A longstanding hypothesis proposes that subordinates stressed out by coercion or aggression from the socially dominant breeders can cause them to be unable to reproduce on their own. However, in cooperatively breeding mammals in which dominant breeders produce all or most of the offspring, the aggressive behavior may backfire: Subordinates that are stressed may also exhibit less helping behavior.

Subordinates typically help raise pups by guarding and feeding them, and alerting pups and other group members about predators

By studying the behavior of meerkats, which live in groups with up to 50 individuals, researchers learn more about the social cooperation among other species, such as humans, said the study’s lead author Ben Dantzer, assistant professor of psychology and ecology and evolutionary biology at the University of Michigan.

While stressed subordinate female meerkats become less cooperative, the findings differed for male meerkats who actually exhibited more cooperative behavior when stressed.
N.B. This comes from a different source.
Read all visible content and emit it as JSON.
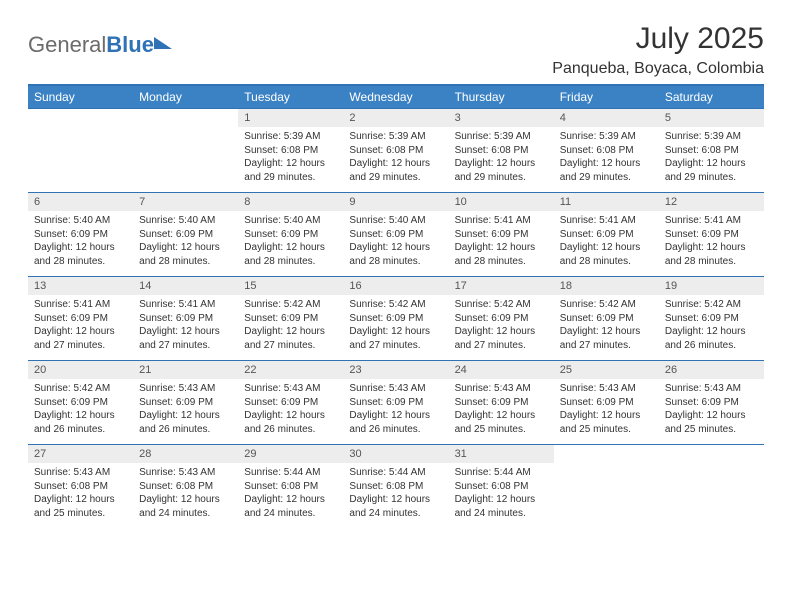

Ben Dantzer and meerkat. Image courtesy: Ben DantzerBen Dantzer and meerkat. Image courtesy: Ben DantzerDantzer and colleagues examined how manipulations of stress affect hormone levels in subordinate Kalahari meerkats in South Africa.

Over the past 19 years, study co-authors Tim Clutton-Brock (University of Cambridge) and Marta Manser (University of Zurich) have compiled meerkat behavioral data by tracking the animals, which were marked with dye to be easily identified. The researchers visited the meerkat groups frequently throughout the year to record the amount of helping behavior that subordinates exhibited toward offspring, as well as how much aggression they received from dominant females.
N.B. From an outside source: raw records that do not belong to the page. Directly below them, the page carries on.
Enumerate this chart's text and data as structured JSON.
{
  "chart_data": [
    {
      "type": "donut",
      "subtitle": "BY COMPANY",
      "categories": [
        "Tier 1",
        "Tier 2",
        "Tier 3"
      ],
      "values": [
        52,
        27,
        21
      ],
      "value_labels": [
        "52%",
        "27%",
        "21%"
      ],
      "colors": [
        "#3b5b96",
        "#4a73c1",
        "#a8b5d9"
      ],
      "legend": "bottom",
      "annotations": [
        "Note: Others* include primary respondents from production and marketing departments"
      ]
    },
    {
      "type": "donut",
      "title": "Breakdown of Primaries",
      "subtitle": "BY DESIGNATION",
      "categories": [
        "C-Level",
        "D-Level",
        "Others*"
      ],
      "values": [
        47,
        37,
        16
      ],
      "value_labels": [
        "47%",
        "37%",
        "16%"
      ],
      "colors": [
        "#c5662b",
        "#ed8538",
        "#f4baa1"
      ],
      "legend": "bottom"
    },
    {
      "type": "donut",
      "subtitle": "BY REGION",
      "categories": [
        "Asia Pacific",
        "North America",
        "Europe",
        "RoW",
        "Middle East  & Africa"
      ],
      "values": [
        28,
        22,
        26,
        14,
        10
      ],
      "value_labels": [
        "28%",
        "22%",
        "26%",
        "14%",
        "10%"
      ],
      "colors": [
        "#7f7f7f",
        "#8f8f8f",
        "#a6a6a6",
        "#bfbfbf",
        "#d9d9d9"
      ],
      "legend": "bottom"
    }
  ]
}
“For a dominant female meerkat, stressing the subordinates may suppress their reproduction—as previous studies have shown—but we show that it may also carry costs by suppressing the cooperative/helping behavior of subordinates,” Dantzer said.

The study’s other authors include: Ines Braga Goncalves of the University of Zurich; Helen Spence-Jones and David Gaynor of Kalahari Meerkat Project in South Africa; Nigel Bennett and Andre Ganswindt of the University of Pretoria; Michael Heistermann of the German Primate Center in Germany; and Constance Dubuc of the University of Cambridge.

The findings appear in Proceedings of the Royal Society Series B.